Correlation Between Emera and ATCO
Can any of the company-specific risk be diversified away by investing in both Emera and ATCO at the same time? Although using a correlation coefficient on its own may not help to predict future stock returns, this module helps to understand the diversifiable risk of combining Emera and ATCO into the same portfolio, which is an essential part of the fundamental portfolio management process.
By analyzing existing cross correlation between Emera Inc and ATCO, you can compare the effects of market volatilities on Emera and ATCO and check how they will diversify away market risk if combined in the same portfolio for a given time horizon. You can also utilize pair trading strategies of matching a long position in Emera with a short position of ATCO. Check out your portfolio center. Please also check ongoing floating volatility patterns of Emera and ATCO.
Diversification Opportunities for Emera and ATCO
Very weak diversification
The 3 months correlation between Emera and ATCO is 0.43. Overlapping area represents the amount of risk that can be diversified away by holding Emera Inc and ATCO in the same portfolio, assuming nothing else is changed. The correlation between historical prices or returns on ATCO and Emera is a relative statistical measure of the degree to which these equity instruments tend to move together.

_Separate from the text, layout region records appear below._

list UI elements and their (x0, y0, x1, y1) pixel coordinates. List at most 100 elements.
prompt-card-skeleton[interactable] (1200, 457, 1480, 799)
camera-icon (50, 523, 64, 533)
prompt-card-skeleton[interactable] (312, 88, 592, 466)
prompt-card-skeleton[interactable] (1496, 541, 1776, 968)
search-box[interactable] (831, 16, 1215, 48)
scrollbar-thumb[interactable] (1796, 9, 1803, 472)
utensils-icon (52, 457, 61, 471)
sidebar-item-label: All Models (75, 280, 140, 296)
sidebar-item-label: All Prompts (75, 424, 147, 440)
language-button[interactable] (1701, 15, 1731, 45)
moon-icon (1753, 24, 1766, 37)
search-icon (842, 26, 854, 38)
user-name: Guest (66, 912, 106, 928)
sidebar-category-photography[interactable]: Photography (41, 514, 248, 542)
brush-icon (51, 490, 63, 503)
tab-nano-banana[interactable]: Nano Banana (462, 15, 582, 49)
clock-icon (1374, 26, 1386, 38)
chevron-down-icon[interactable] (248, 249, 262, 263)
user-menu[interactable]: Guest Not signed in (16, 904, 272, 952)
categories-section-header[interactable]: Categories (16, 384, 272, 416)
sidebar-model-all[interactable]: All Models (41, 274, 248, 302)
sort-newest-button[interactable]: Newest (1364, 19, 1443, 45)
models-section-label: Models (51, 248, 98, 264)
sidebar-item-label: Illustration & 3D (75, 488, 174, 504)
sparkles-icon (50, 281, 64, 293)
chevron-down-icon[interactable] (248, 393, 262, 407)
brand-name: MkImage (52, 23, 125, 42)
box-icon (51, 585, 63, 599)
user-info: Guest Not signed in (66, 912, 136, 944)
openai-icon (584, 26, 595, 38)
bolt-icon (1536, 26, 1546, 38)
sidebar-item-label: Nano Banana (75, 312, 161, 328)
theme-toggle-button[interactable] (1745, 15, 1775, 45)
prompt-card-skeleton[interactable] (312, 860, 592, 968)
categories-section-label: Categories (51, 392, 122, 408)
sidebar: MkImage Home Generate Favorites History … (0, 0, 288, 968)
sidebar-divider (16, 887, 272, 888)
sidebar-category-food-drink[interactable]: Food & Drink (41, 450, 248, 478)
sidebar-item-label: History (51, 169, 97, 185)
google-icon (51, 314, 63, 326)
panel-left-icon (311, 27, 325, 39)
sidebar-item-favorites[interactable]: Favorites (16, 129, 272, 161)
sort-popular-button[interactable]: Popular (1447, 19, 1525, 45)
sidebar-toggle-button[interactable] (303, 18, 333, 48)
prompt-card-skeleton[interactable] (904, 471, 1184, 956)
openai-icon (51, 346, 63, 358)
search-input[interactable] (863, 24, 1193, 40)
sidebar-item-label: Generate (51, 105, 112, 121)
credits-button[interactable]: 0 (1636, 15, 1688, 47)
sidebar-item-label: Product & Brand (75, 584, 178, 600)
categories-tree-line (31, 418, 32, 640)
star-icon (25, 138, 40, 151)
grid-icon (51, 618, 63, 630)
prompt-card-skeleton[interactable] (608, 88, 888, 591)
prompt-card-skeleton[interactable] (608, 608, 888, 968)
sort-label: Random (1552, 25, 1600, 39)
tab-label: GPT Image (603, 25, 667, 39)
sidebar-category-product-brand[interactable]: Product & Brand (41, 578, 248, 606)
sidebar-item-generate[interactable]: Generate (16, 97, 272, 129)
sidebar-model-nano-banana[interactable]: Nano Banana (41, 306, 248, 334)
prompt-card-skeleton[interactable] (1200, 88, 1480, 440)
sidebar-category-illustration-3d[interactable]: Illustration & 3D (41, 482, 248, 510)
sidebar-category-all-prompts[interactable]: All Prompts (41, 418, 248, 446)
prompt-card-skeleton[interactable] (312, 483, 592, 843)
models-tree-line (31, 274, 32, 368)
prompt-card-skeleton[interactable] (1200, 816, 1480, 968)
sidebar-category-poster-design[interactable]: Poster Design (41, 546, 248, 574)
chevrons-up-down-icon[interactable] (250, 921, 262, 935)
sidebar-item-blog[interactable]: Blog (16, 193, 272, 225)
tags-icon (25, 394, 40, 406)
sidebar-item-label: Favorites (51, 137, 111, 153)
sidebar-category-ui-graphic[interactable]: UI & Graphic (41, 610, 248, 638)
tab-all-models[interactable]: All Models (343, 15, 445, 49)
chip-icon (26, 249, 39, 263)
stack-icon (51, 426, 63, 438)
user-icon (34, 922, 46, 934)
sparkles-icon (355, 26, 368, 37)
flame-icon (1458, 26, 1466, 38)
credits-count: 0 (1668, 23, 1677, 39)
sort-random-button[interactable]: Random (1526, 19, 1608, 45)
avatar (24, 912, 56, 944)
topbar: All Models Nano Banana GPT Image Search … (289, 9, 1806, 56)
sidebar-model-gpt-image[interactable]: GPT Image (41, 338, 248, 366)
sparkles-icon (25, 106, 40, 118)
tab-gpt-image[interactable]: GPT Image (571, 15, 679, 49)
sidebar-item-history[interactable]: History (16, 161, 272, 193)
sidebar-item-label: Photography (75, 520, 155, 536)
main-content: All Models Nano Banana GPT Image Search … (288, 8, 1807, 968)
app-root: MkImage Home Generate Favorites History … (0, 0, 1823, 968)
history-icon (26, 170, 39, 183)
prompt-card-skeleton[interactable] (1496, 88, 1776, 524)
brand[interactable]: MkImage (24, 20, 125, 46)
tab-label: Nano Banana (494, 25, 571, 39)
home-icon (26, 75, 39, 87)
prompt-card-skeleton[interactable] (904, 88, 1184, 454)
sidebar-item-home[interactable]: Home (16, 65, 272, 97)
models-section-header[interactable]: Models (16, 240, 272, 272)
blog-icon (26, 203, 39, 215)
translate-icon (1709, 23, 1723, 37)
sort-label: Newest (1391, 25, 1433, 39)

The correlation coefficient measures the extent to which returns on Emera Inc are associated (or correlated) with ATCO. Values of the correlation coefficient range from -1 to +1, where. The correlation of zero (0) is possible when the price movement of ATCO has no effect on the direction of Emera i.e., Emera and ATCO go up and down completely randomly.
Pair Corralation between Emera and ATCO
Assuming the 90 days trading horizon Emera Inc is expected to generate 0.83 times more return on investment than ATCO. However, Emera Inc is 1.21 times less risky than ATCO. It trades about 0.4 of its potential returns per unit of risk. ATCO is currently generating about 0.26 per unit of risk. If you would invest 5,050 in Emera Inc on September 4, 2024 and sell it today you would earn a total of 377.00 from holding Emera Inc or generate 7.47% return on investment over 90 days.
Time Period | 3 Months [change] |
Direction | Moves Together |
Strength | Weak |
Accuracy | 100.0% |
Values | Daily Returns |
Emera Inc vs. ATCO
Performance |
Timeline |
Emera Inc |
ATCO |
Emera and ATCO Volatility Contrast
Predicted Return Density |
Returns |
Pair Trading with Emera and ATCO
The main advantage of trading using opposite Emera and ATCO positions is that it hedges away some unsystematic risk. Because of two separate transactions, even if Emera position performs unexpectedly, ATCO can make up some of the losses. Pair trading also minimizes risk from directional movements in the market. For example, if an entire industry or sector drops because of unexpected headlines, the short position in ATCO will offset losses from the drop in ATCO's long position.Emera vs. Fortis Inc | Emera vs. Canadian Utilities Limited | Emera vs. TC Energy Corp | Emera vs. Capital Power |
ATCO vs. Canadian Utilities Limited | ATCO vs. Emera Inc | ATCO vs. Capital Power | ATCO vs. Transcontinental |
Check out your portfolio center.Note that this page's information should be used as a complementary analysis to find the right mix of equity instruments to add to your existing portfolios or create a brand new portfolio. You can also try the Portfolio Manager module to state of the art Portfolio Manager to monitor and improve performance of your invested capital.